Dia bukan Cindy. Bukan. Saya mundur, batal ikuti tapak jejaknya. Tetiba ingat bacaan Fatihah, Ayat Bangku, dan ayat-ayat yang sering ibu lantunkan, tapi, bibirku kelu, otakku lumpuh, daya ingatku kosong. Langkahku berat, tidak pahami harus ke mana. Tidak sadar jika saya cuman berputar di teritori yang masih sama.
"Aarrggh.... " Saya jatuh, terjatuh di semak. Mendekap sekaligus di situ, meredam takut.
Dalam jatuh, air mataku berlinang. Dalam gelap, kusaksikan bayang-bayang putih dengan rambut panjang di situ, di samping sebuah pohon cemara.
Pahaku bergetar luar biasa. Juga bibir ini, yang dirasa sekelu mungkin.

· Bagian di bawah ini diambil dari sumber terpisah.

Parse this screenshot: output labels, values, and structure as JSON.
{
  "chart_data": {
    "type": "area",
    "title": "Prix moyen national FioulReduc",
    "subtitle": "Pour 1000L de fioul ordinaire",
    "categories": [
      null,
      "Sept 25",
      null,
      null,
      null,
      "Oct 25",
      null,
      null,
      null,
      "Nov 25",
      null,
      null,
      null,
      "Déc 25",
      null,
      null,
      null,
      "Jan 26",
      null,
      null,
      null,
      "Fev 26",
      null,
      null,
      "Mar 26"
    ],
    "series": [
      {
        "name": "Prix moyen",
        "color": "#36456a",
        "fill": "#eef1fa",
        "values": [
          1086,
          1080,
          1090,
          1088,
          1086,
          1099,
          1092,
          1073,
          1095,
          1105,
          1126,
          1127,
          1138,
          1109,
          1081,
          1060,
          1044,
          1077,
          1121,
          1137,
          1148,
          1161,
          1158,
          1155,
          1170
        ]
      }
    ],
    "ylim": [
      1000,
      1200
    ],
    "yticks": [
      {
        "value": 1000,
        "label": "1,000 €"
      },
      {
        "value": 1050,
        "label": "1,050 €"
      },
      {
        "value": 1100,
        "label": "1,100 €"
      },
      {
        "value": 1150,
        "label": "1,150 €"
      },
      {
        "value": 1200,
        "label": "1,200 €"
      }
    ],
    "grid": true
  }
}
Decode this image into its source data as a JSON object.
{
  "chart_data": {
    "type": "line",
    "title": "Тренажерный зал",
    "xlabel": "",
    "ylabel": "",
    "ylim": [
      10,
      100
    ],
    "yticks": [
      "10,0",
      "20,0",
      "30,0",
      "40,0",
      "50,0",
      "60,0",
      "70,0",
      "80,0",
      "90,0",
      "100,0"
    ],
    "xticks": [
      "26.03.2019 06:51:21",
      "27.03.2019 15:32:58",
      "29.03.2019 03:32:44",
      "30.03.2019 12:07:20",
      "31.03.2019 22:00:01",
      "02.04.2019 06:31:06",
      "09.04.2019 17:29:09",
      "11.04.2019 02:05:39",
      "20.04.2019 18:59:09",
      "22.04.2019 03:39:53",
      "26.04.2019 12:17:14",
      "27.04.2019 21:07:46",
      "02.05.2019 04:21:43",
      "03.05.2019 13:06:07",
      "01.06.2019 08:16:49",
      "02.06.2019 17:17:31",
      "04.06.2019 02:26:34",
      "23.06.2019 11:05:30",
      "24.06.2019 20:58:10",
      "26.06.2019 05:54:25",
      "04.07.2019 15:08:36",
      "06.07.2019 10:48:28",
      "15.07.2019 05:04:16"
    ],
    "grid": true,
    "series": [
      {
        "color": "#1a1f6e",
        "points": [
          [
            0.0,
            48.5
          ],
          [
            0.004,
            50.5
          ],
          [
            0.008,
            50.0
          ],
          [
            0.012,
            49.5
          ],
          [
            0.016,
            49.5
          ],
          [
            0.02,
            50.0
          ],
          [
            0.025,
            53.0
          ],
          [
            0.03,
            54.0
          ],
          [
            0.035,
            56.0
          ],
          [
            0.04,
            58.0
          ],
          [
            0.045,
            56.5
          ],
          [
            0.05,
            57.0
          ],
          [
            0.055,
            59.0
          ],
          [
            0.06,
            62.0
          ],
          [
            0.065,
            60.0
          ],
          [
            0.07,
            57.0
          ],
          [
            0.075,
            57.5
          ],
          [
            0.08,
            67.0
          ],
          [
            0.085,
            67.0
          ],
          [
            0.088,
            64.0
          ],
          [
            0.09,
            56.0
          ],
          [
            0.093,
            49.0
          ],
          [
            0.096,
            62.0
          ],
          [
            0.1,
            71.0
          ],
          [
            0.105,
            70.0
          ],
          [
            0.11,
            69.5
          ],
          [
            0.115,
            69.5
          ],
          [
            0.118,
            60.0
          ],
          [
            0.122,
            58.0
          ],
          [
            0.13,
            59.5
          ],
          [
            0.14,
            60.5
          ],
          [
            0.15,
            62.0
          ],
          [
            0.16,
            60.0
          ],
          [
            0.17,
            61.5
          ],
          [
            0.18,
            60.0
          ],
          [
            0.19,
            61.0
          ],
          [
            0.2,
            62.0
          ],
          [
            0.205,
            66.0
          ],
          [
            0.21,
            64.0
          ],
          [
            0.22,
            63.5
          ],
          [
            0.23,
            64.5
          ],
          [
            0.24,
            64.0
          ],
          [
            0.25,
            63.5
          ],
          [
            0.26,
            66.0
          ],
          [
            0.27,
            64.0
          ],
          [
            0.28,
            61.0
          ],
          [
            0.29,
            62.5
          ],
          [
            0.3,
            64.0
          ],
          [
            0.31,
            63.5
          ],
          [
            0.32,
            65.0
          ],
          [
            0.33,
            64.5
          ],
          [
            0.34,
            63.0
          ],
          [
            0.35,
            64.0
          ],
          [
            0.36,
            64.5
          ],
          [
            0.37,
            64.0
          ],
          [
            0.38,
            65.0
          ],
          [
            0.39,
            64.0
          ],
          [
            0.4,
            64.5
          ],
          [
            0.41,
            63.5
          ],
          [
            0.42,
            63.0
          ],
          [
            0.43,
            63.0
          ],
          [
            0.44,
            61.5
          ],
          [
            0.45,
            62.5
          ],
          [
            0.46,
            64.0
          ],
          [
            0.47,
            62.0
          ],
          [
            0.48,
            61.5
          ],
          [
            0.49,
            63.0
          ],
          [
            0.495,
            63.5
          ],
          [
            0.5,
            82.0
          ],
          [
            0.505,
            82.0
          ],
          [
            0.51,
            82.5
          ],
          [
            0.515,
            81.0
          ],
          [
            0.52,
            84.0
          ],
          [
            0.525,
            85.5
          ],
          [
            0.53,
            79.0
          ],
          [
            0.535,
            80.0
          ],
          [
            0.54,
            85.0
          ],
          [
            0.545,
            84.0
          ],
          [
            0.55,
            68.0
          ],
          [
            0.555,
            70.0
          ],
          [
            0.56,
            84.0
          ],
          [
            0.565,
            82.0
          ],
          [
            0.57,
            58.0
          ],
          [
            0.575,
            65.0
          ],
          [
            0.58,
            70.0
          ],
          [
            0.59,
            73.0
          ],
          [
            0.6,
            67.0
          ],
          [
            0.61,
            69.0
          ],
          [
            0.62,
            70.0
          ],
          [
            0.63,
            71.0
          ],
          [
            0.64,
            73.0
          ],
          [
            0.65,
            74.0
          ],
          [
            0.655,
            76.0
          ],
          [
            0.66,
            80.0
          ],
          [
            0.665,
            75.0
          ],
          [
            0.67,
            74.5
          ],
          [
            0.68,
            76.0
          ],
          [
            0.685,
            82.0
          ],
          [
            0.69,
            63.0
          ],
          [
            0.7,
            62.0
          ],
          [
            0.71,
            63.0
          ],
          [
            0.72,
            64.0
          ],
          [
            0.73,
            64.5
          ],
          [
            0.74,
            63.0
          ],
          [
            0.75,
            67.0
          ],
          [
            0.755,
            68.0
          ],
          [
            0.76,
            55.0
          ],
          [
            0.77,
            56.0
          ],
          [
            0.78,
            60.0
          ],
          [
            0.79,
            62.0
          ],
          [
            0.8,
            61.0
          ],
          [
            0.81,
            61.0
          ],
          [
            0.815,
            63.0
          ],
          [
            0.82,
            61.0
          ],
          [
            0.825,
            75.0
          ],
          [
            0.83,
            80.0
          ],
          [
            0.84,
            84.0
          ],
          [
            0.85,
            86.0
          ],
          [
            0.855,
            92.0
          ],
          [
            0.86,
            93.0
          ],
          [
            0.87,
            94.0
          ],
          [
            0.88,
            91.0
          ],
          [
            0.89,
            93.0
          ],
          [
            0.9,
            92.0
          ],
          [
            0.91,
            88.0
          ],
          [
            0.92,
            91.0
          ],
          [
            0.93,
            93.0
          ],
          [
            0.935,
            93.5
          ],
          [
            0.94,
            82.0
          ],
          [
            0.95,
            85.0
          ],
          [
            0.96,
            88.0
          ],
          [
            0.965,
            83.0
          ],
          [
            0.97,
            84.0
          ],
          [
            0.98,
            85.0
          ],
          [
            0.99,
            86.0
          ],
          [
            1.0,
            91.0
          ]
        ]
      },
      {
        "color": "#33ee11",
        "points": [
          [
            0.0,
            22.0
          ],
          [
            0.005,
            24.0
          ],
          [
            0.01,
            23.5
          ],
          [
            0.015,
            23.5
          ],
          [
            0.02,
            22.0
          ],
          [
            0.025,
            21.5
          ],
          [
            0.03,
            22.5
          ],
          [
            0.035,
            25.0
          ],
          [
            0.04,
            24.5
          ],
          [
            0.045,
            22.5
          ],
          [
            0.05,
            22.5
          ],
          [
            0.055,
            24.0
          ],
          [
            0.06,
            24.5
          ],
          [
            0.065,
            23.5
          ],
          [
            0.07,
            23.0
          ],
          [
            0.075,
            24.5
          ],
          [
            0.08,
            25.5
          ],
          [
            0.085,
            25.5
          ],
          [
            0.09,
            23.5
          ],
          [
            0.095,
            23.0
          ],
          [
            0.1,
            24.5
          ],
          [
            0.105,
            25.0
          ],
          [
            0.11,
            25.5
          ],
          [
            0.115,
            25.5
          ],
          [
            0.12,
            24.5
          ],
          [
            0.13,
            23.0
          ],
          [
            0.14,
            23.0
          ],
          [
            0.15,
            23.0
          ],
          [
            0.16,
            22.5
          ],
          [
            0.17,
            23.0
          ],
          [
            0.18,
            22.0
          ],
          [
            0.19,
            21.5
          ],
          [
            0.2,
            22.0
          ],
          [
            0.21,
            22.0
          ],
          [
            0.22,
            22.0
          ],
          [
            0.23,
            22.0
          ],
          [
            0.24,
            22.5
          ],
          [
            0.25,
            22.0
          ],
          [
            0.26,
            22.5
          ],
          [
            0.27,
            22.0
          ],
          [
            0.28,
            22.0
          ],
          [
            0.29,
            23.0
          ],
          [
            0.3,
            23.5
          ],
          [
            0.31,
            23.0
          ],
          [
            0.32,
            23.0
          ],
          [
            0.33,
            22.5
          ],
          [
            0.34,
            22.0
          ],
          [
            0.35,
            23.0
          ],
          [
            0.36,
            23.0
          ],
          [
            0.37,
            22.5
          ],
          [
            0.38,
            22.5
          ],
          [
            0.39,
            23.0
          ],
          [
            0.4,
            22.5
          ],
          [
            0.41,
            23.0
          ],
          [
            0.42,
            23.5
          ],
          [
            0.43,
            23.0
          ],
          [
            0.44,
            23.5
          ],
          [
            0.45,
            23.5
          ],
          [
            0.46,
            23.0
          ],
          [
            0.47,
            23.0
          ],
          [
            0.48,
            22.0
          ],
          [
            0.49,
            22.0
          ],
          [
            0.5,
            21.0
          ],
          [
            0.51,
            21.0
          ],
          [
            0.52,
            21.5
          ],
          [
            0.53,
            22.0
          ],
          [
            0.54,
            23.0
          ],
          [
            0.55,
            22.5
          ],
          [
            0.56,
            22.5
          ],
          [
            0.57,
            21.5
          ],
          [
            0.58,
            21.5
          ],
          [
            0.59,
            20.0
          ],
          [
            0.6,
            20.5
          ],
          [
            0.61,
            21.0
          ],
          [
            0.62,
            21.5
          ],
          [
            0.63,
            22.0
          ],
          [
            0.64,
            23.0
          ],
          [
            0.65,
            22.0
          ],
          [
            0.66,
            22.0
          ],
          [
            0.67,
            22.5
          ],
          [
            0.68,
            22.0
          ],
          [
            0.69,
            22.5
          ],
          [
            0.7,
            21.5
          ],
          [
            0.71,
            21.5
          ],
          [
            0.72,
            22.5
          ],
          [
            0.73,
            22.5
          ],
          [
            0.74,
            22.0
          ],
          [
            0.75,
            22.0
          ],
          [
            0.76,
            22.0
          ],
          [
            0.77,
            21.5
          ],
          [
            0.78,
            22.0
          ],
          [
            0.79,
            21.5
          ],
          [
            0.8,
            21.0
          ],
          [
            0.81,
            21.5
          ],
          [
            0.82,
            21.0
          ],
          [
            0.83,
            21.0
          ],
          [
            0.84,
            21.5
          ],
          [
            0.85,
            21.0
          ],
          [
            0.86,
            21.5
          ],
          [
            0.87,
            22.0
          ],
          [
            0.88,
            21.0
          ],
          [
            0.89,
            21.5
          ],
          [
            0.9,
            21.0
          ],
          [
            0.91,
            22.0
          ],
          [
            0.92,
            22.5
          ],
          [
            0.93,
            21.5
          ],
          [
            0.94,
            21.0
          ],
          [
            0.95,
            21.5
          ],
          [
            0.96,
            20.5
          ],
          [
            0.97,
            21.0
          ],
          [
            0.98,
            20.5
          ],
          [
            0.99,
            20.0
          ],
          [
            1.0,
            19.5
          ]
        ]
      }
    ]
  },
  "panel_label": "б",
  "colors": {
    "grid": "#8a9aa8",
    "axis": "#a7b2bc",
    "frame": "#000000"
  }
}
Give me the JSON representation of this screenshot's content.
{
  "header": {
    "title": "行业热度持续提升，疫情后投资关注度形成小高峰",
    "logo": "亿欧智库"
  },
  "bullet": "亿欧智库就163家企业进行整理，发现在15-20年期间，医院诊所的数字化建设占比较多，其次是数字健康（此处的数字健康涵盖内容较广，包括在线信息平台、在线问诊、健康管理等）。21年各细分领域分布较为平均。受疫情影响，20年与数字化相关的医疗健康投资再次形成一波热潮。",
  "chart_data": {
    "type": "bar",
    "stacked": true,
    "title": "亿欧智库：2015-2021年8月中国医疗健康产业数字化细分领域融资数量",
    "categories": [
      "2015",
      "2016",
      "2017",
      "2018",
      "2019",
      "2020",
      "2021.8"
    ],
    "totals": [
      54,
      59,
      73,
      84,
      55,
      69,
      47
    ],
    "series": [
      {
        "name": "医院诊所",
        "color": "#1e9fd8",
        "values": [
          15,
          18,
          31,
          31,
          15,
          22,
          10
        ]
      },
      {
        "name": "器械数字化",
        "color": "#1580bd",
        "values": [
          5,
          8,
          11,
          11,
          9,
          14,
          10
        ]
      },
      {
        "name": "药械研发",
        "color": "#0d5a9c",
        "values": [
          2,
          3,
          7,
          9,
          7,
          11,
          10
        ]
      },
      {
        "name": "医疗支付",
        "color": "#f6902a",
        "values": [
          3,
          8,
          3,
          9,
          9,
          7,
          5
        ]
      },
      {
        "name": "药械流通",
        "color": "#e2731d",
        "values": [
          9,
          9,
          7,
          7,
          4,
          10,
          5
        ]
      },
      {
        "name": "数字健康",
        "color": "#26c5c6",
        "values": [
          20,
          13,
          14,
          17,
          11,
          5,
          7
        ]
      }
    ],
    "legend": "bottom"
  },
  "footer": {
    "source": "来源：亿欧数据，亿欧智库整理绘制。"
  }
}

Kudengar ramai suara orang, ingin teriak meminta bantuan, tapi tidak dapat. Apalagi, beberapa suara itu tanpa rupa. Di sana-sini cuman gulita, dan headlamp yang kukenakan telah hilang entahlah di mana.
"Bu... Ibu... Saya takut." Di tengah-tengah otak yang lumpuh, saya menyesal sudah meremehkan ibu.
"Bimo... Ervan.... " Antara air mata yang berderai dan keringat dingin yang bercucuran, saya terpikir ke-2 nya. Oh, saya sudah menyepelekan mereka barusan.
Tidak terhitung rasa sesal itu, sama dengan perasaan takut yang menimpa. Karena, bayang-bayang putih dalam hitam, dengan rambut tergerai panjang yang menakutkan, saya rasa dia merapat.
Ya, dia merapat. Bersamaan degup jantung yang berlomba cepat.